$35,280
Estimate: $10,000 - $15,000
Auction: July 18, 2023 1:00 PM EDT
Signed and dated 'Jos. Scharl [underlined]/1944' bottom left, oil on canvas
24 x 31 1/2 in. (61 x 80cm)
Provenance
Private Collection, New Jersey.
Literature
Alfred Neumeyer, Josef Scharl, Nierendorf Editions, New York, 1945, no. 41 (illustrated).
Peter Bronner, Andrea Lukas and Andrea Firmenich, Josef Scharl, Monographie und Werkverzeichnis, Vienand Verlag, Cologne, 1999, p. 292, no. 399 (illustrated).
Note
Born in 1896, Scharl trained as a decorative artist at Munich's Malerschule and, thereafter, at the city’s Akademie der Bildenden Künste. Aligned with the Neue Sezession and Neue Sachlichkeit movements, he immigrated to New York City in 1938 at the invitation of the Museum of Modern Art, which was then organizing an exhibition of fellow Germans Max Beckmann, Karl Hofer, Erich Heckel, and Georg Scholz. The artist’s departure also coincided with the entrenchment of National Socialism in Germany, which condemned his work as entartete or degenerate. In Scharl's words, "...die Situation ist reichlich ungemütlich geworden. Und ich will doch arbeiten können! So habe ich denn den Entschluß gefaßt, von hier fortzugehen. [...the situation has become extremely uncomfortable. And I want to work! So I have made the decision to leave this place.]
The present painting (and Wald, Lot 77) date to the mid-1940s, a period of creative freedom for the artist, and of both critical and commercial success. In 1944, the same year the present work was created, Scharl was commissioned by Pantheon Books to illustrate Grimm's Fairy Tales, a project that raised his profile among American audiences. The pair, and particularly Sonnenblumen, is a synthesis of Scharl's formative influences, including, most notably, the compositional and chromatic exuberance of Post-Impressionism, which he absorbed while on scholarship in Paris a decade earlier.

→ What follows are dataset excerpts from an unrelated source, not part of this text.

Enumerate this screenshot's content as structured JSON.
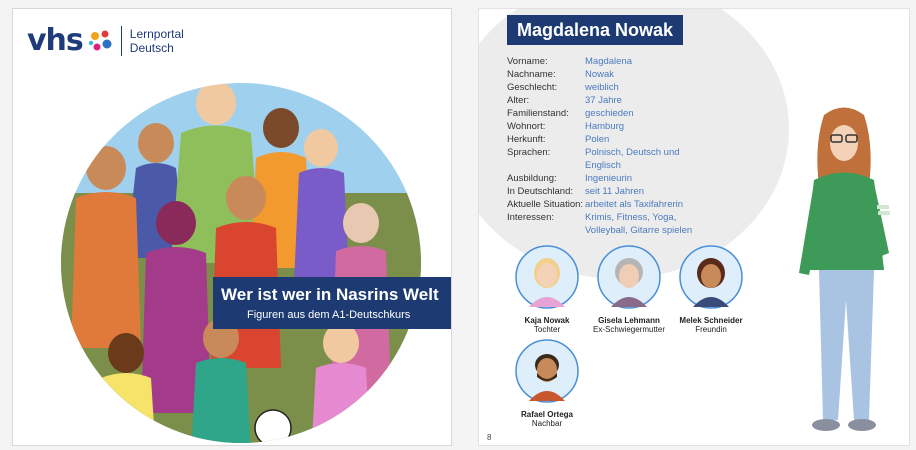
{
  "cover": {
    "logo_vhs": "vhs",
    "logo_line1": "Lernportal",
    "logo_line2": "Deutsch",
    "title": "Wer ist wer in Nasrins Welt",
    "subtitle": "Figuren aus dem A1-Deutschkurs"
  },
  "profile": {
    "name": "Magdalena Nowak",
    "details": [
      {
        "label": "Vorname:",
        "value": "Magdalena"
      },
      {
        "label": "Nachname:",
        "value": "Nowak"
      },
      {
        "label": "Geschlecht:",
        "value": "weiblich"
      },
      {
        "label": "Alter:",
        "value": "37 Jahre"
      },
      {
        "label": "Familienstand:",
        "value": "geschieden"
      },
      {
        "label": "Wohnort:",
        "value": "Hamburg"
      },
      {
        "label": "Herkunft:",
        "value": "Polen"
      },
      {
        "label": "Sprachen:",
        "value": "Polnisch, Deutsch und Englisch"
      },
      {
        "label": "Ausbildung:",
        "value": "Ingenieurin"
      },
      {
        "label": "In Deutschland:",
        "value": "seit 11 Jahren"
      },
      {
        "label": "Aktuelle Situation:",
        "value": "arbeitet als Taxifahrerin"
      },
      {
        "label": "Interessen:",
        "value": "Krimis, Fitness, Yoga, Volleyball, Gitarre spielen"
      }
    ],
    "relations": [
      {
        "name": "Kaja Nowak",
        "role": "Tochter"
      },
      {
        "name": "Gisela Lehmann",
        "role": "Ex-Schwiegermutter"
      },
      {
        "name": "Melek Schneider",
        "role": "Freundin"
      },
      {
        "name": "Rafael Ortega",
        "role": "Nachbar"
      }
    ],
    "page_number": "8"
  },
  "colors": {
    "brand_navy": "#1d3a72",
    "value_blue": "#4a7bbf",
    "circle_blue": "#9fd0ee"
  }
}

The legacy of Van Gogh–whose work Scharl would have seen in Munich’s avant-garde galleries as a youth, and whose Twelve Sunflowers (1888) hung in the Bavarian National Gallery–is readily apparent, as is the riotous palette of the Fauves and coolly stylized canvases of the Neue Sachlichkeit movement. The flowers, monumentalized with writhing stems and multi-colored leaves and centers, occupy the entirety of the composition. Against a spare background, they possess an energy and vitality that belie the traditional still life format.